Il pleure, il geint, il gémit, c’est de ma faute aussi, c’est moi qui suis partie, moi qui ai tout gâché, moi qui ne voulais plus. Parce que lui, il a travaillé dur pour que nous ne manquions de rien, alors que moi, à part m’occuper des enfants et de la maison, franchement…

Je tiens bon, je résiste, cette liberté chèrement acquise, je ne veux pas la perdre. Trop longtemps j’ai été l’oiseau prisonnier de sa cage dorée, couvant ses oisillons et chantant gaiement pour me convaincre que les barreaux nous protégeaient du danger.

Alors il supplie, il est malheureux, il a des problèmes et il est ruiné, bientôt il sera à la rue, puis il menace, il va se prendre un camion ou se jeter d’un pont, il n’en peut vraiment plus.

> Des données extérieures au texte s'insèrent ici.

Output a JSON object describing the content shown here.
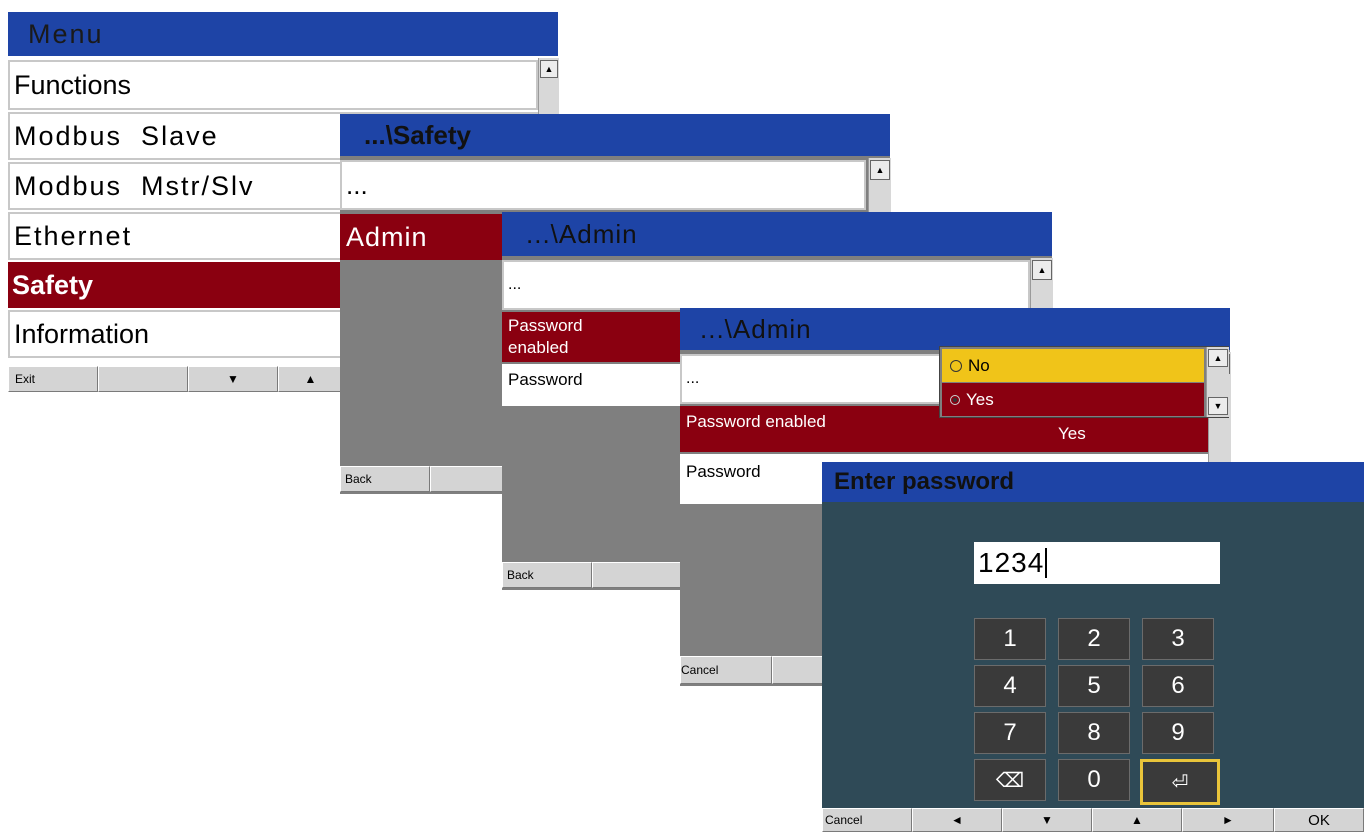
{
  "menu": {
    "title": "Menu",
    "items": [
      "Functions",
      "Modbus  Slave",
      "Modbus  Mstr/Slv",
      "Ethernet",
      "Safety",
      "Information"
    ],
    "softkeys": [
      "Exit",
      "",
      "▼",
      "▲"
    ]
  },
  "safety": {
    "title": "...\\Safety",
    "up": "...",
    "items": [
      "Admin"
    ],
    "softkeys": [
      "Back",
      ""
    ]
  },
  "admin": {
    "title": "...\\Admin",
    "up": "...",
    "items": [
      "Password enabled",
      "Password"
    ],
    "softkeys": [
      "Back",
      ""
    ]
  },
  "admin2": {
    "title": "...\\Admin",
    "up": "...",
    "row_label": "Password enabled",
    "row_value": "Yes",
    "row2_label": "Password",
    "softkeys": [
      "Cancel",
      ""
    ],
    "dropdown": {
      "options": [
        {
          "label": "No",
          "selected": false
        },
        {
          "label": "Yes",
          "selected": true
        }
      ]
    }
  },
  "password": {
    "title": "Enter password",
    "value": "1234",
    "keys": [
      "1",
      "2",
      "3",
      "4",
      "5",
      "6",
      "7",
      "8",
      "9",
      "⌫",
      "0",
      "⏎"
    ],
    "softkeys": [
      "Cancel",
      "◄",
      "▼",
      "▲",
      "►",
      "OK"
    ]
  },
  "colors": {
    "title_blue": "#1e44a6",
    "selection_red": "#8a0010",
    "highlight_yellow": "#f0c419",
    "keypad_bg": "#2f4a57"
  }
}
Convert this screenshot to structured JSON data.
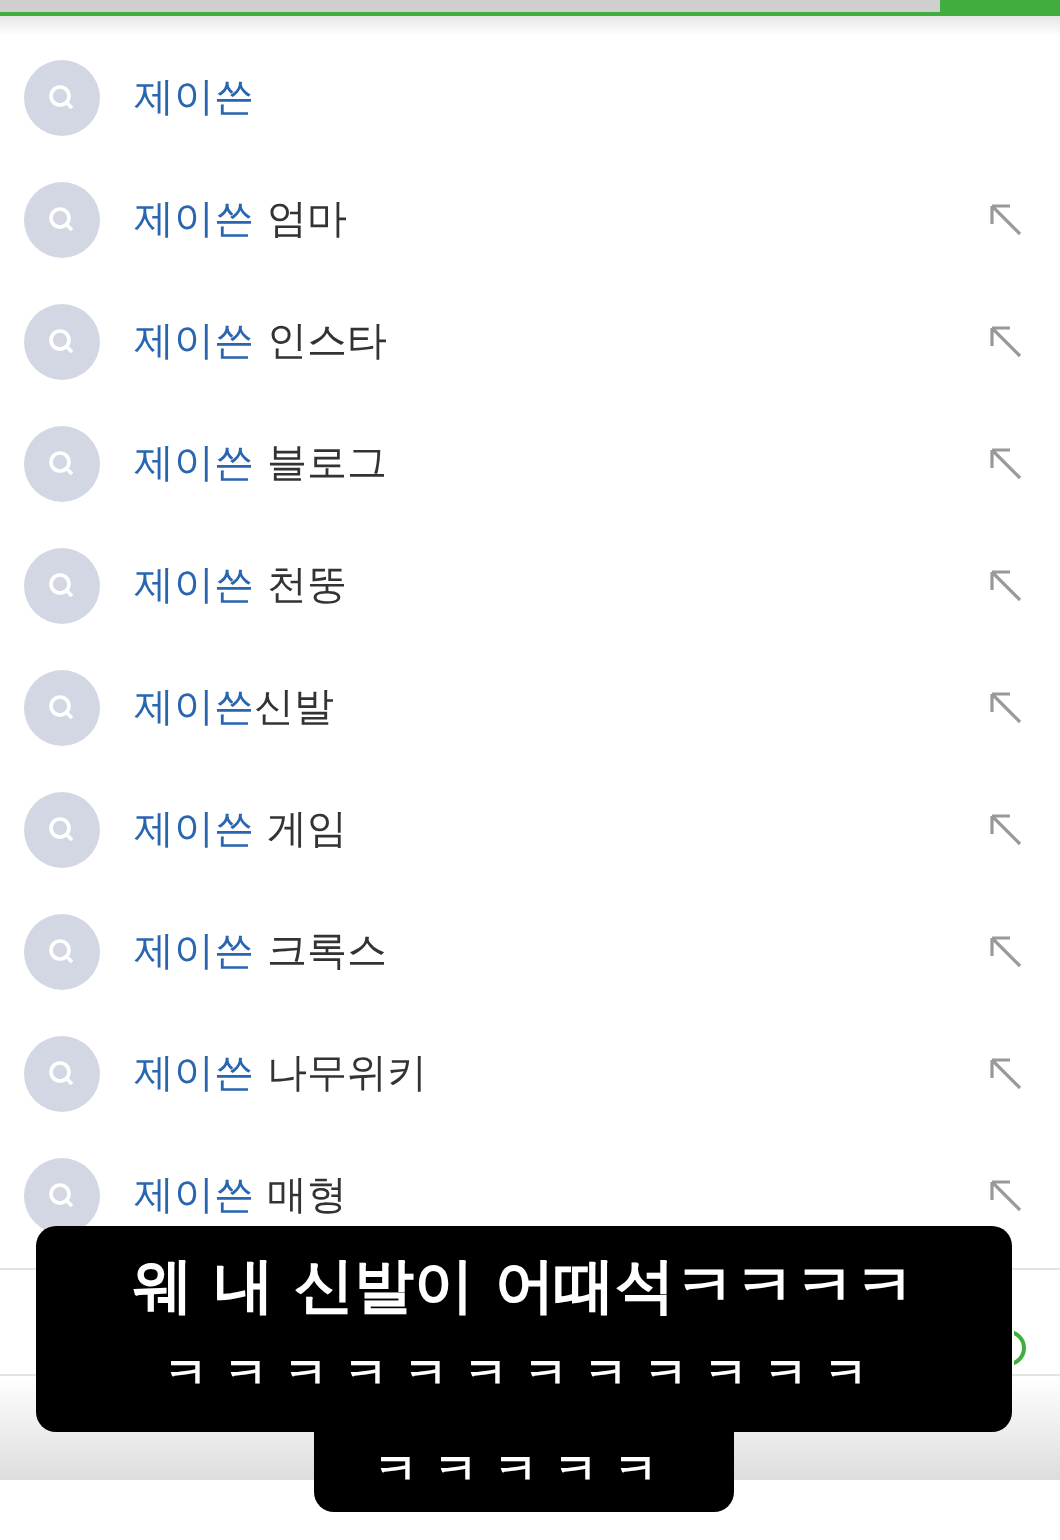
{
  "suggestions": [
    {
      "match": "제이쓴",
      "arrow": false
    },
    {
      "match": "제이쓴",
      "rest": " 엄마",
      "arrow": true
    },
    {
      "match": "제이쓴",
      "rest": " 인스타",
      "arrow": true
    },
    {
      "match": "제이쓴",
      "rest": " 블로그",
      "arrow": true
    },
    {
      "match": "제이쓴",
      "rest": " 천뚱",
      "arrow": true
    },
    {
      "match": "제이쓴",
      "rest": "신발",
      "arrow": true
    },
    {
      "match": "제이쓴",
      "rest": " 게임",
      "arrow": true
    },
    {
      "match": "제이쓴",
      "rest": " 크록스",
      "arrow": true
    },
    {
      "match": "제이쓴",
      "rest": " 나무위키",
      "arrow": true
    },
    {
      "match": "제이쓴",
      "rest": " 매형",
      "arrow": true
    }
  ],
  "caption": {
    "lines": [
      "웨 내 신발이 어때석ㅋㅋㅋㅋ",
      "ㅋㅋㅋㅋㅋㅋㅋㅋㅋㅋㅋㅋ",
      "ㅋㅋㅋㅋㅋ"
    ]
  }
}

Et moi, naïve que je suis, j’ai pitié de lui, c’est quand même mon mari et le père de mes enfants. Je ne peux pas faire comme s’il n’avait jamais existé, je l’ai aimé après tout, j’ai aimé sa voix, sa douceur et ses promesses avant tout le reste, avant cette sale vie qu’il m’a imposée.

Je flanche. Je n’ai plus peur de lui. J’ai peur pour lui, je ne l’aime plus depuis longtemps mais je ne le déteste pas encore. Dans cet entre-deux, entre deux eaux, entre deux vies, entre deux cages.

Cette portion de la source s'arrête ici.